When my older daughter, Sam, was a vegetarian, I learned to cook a lot of vegetable dishes. Creatively. With imagination. But vegetables not being my favorite food group, the growth of my vegetable dish repertoire was slow, and I had more misses than hits.
This baked butter garlic squash was among the hits. The garlicky butter seeps into the soft and creamy squash flesh during baking as the panko browns and turns crisp. Talk about a kaleidoscope of textures and flavors!

Only half of a squash was used here. You may, of course, double or even triple the ingredients but half was just enough to make six slices: three of then-vegetarian Sam, and one each for her father, sister and myself.
The squash was cut into halves and the centers were scooped out and discarded. Centers? That means the seeds and watery membranes surrounding them.
Half of the squash was stored in the fridge and the other half was cut into six equal slices. The squash slices were arranged slightly overlapping each other in a baking tray that had been sprayed with oil. That’s to help prevent the squash from sticking to the bottom during baking.

While the oven preheated to 375F, panko and grated Parmesan were tossed together. That was going on top of the squash slices but, first, it needed a binder.
In a small frying pan, garlic was cooked in half a cup of butter until fragrant. Two tablespoons of that garlicky butter were drizzkled over the panko-Parmesan mix and stirred in.

The remaining butter was drizzled evenly over the squash slices in the baking pan. The garlic pieces were also distributed evenly over the six slices.

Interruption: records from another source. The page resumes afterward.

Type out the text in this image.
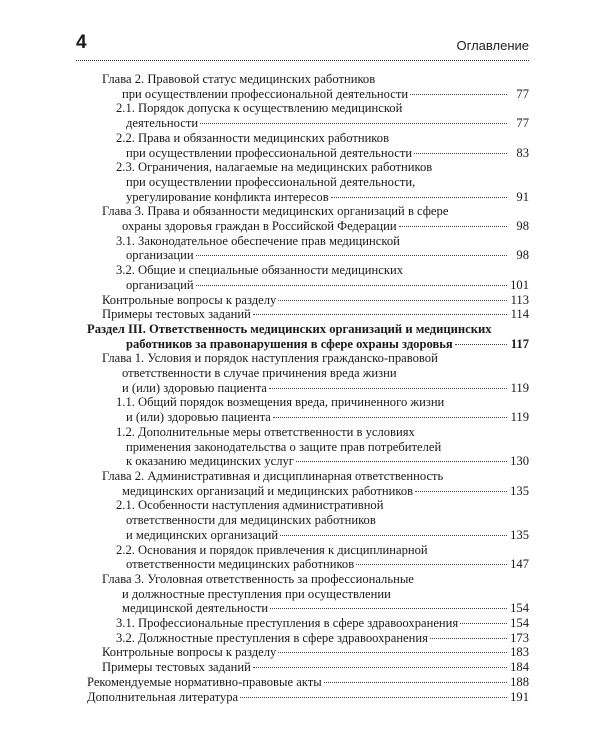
4	Оглавление
Глава 2. Правовой статус медицинских работников
при осуществлении профессиональной деятельности	77
2.1. Порядок допуска к осуществлению медицинской
деятельности	77
2.2. Права и обязанности медицинских работников
при осуществлении профессиональной деятельности	83
2.3. Ограничения, налагаемые на медицинских работников
при осуществлении профессиональной деятельности,
урегулирование конфликта интересов	91
Глава 3. Права и обязанности медицинских организаций в сфере
охраны здоровья граждан в Российской Федерации	98
3.1. Законодательное обеспечение прав медицинской
организации	98
3.2. Общие и специальные обязанности медицинских
организаций	101
Контрольные вопросы к разделу	113
Примеры тестовых заданий	114
Раздел III. Ответственность медицинских организаций и медицинских
работников за правонарушения в сфере охраны здоровья	117
Глава 1. Условия и порядок наступления гражданско-правовой
ответственности в случае причинения вреда жизни
и (или) здоровью пациента	119
1.1. Общий порядок возмещения вреда, причиненного жизни
и (или) здоровью пациента	119
1.2. Дополнительные меры ответственности в условиях
применения законодательства о защите прав потребителей
к оказанию медицинских услуг	130
Глава 2. Административная и дисциплинарная ответственность
медицинских организаций и медицинских работников	135
2.1. Особенности наступления административной
ответственности для медицинских работников
и медицинских организаций	135
2.2. Основания и порядок привлечения к дисциплинарной
ответственности медицинских работников	147
Глава 3. Уголовная ответственность за профессиональные
и должностные преступления при осуществлении
медицинской деятельности	154
3.1. Профессиональные преступления в сфере здравоохранения	154
3.2. Должностные преступления в сфере здравоохранения	173
Контрольные вопросы к разделу	183
Примеры тестовых заданий	184
Рекомендуемые нормативно-правовые акты	188
Дополнительная литература	191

With the surface of the squash slices now moistened with melted butter, it was ready for the topping. The panko-Parmesan mixture was spread over the squash slices. The tray went into the oven and squash cooked at 375F for about half an hour. The temperature was turned up to 425F and the squash baked for a couple of minutes longer until the top turned darker and crispier.
Baked squash with Parmesan

Ingredients
Instructions
- Preheat the oven to 375F.
- Scoop out the seeds of the squash and discard.
- Cut the squash into slices about half an inch thick.
- Brush or spray a baking dish with vegetable oil. Arrange the squash in the dish slightly overlapping one another. Sprinkle with salt and pepper.
- In a small pan, melt the butter. Add the garlic and cook just until fragrant.
- In a bowl, whisk the Parmesan and panko together, drizzle in two tablespoons of the butter-garlic mixture and toss well to combine.
- Drizzle the remaining garlic butter over the squash slices.
- Spread the Parmesan-panko mixture over the squash slices.
- Bake at 375F for 30 to 40 minutes or just until the squash is cooked through.
- Take the baking dish out of the oven and pierce one slice with a fork to test. If you’re happy with the texture, it’s time for the next step.
- The Parmesan-panko that has fallen directly into the baking dish will be more brown than what’s on top of the squash slices at this point. Scoop them with a spoon and scatter on top of the squash slices.
- Turn up the oven temperature to 425F. Put the squash back into the oven and cook for another five to seven minutes.
- Sprinkle with chopped parsley before serving.